Public inattendu sur les bancs de l'amphi 1 de la fac Segalen: quelques étudiants, des représentants de Brest Métropole Océane et surtout pas mal de chefs d'entreprise. Leur point commun: un intérêt pour le projet de cantine à Brest, présenté ce vendredi 16novembre. Une cantine, quèsaco? «C'est un tiers lieu, explique Aymeric Poulain Maubant, qui pilote le projet pour le technopôle Brest-Iroise depuis octobre2010. Un espace qui n'est ni le domicile, ni le travail, mais un entre-deux. La cantine est un espace de coworking (lieu de travail collaboratif), où peuvent se retrouver et collaborer différents mondes.» C'est ce qu'illustre la suite d'intervenants dans cet amphi: un entrepreneur de l'économie social et solidaire, Anthony Auffret des Petits Débrouillards; un spécialiste des nouvelles technologies en poste au Crédit Mutuel Arkéa, Mathias Herberts; un entrepreneur du Web, Sébastien le Corfec d'Evernet,etc. Objectif: partager pour mieux imaginer ce que pourrait être cette cantine brestoise. Celle-ci, surnommée An Daol Vras, la grande tablée en breton, doit voir le jour en février prochain, justement, au premier étage de la fac Segalen, au centre de Brest.




Déclic le 13février

L'aboutissement d'un projet dans les cartons depuis plusieurs années. «Le 6novembre 2008 a eu lieu le premier open coffee sur le sujet avec Gwendal Simon, un enseignant-chercheur de Telecom Bretagne qui avait participé à la création, à Paris, de la première cantine», se souvient Aymeric Poulain Maubant. Que s'est-il passé ensuite? Beaucoup de temps. Il a fallu réunir des personnes autour du projet: aujourd'hui, la cantine est portée par BMO, le technopôle, l'école Telecom Bretagne, l'Afeit, et la médiathèque des Capucins. «En mai2011, il y avait un accord pour organiser des événements sous la bannière de la cantine», explique Aymeric Poulain Maubant. Seulement, tous ces gens ont aussi d'autres projets à mener, la semaine du numérique, B-ware par exemple. Il a fallu aussi discuter du lieu: centre-ville ou au technopôle à Plouzané? Le projet du plateau des Capucins est aussi, entre-temps, venu offrir une possibilité d'hébergement, mais à plus long terme, en 2015, a priori. Tout s'est accéléré le 13février dernier. «Pourquoi à ce moment-là? Je ne sais pas, avoue Aymeric Poulain Maubant. Nous avons fait une réunion avec 70 personnes.» Le déclic permet d'avancer à marche forcée et de monter un dossier de financement de la Région. Déposé avant l'été, il a été accepté le 25octobre. La cantine va bénéficier d'un budget de 30.000€ la première année.

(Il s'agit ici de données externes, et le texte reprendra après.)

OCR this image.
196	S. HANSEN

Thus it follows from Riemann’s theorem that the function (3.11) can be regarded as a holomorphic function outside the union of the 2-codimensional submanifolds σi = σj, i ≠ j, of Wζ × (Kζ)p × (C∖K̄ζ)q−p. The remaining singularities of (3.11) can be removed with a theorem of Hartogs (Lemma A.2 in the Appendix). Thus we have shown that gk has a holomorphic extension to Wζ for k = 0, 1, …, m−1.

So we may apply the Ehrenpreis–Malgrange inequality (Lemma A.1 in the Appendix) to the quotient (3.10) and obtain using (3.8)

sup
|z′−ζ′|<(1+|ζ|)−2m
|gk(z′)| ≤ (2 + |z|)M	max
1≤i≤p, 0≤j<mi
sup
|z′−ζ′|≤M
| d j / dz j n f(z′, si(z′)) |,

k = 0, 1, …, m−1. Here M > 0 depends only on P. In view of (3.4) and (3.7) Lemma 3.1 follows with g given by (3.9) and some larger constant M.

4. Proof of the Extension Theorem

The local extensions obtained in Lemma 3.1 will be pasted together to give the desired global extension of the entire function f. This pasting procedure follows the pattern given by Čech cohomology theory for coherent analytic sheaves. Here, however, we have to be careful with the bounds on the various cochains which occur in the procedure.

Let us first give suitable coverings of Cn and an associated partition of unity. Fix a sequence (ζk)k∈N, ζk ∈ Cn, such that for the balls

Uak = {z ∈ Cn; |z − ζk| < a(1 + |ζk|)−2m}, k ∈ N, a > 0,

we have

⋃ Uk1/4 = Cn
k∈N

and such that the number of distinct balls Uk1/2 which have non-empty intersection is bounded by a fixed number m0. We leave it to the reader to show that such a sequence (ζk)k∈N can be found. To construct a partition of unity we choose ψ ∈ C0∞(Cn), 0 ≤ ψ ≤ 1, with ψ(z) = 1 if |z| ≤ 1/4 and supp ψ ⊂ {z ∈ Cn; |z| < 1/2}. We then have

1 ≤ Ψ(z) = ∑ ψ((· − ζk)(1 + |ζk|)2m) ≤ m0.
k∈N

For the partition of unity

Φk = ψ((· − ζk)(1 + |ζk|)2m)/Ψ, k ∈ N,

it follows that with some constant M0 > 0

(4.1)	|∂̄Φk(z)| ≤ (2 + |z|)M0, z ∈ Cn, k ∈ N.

Se mettre d'accord à autant d'acteurs n'est pas non plus simple. «Il y a un équilibre à trouver», convient Aymeric Poulain Maubant. La cantine brestoise, qui espère se faire labelliser par les autres, celles de Paris, Nantes et Rennes, se veut un espace de coworking pas seulement numérique, où cohabitent entreprises, collectivités, économie sociale et solidaire, associations, écoles: un espace de «transversalité et un showroom sur les technologies». «Il faut que les entreprises s'en emparent pour créer une dynamique», ajoute Léna Urvoy, codirigeante du Studio de 3D brestois Apix. Présente lors de l'après-midi de présentation, elle craint néanmoins le côté fourre-tout. C'est là tout l'enjeu dans les prochains mois: définir et s'organiser. Déjà, la cantine compte son premier permanent: une animatrice a été recrutée début décembre.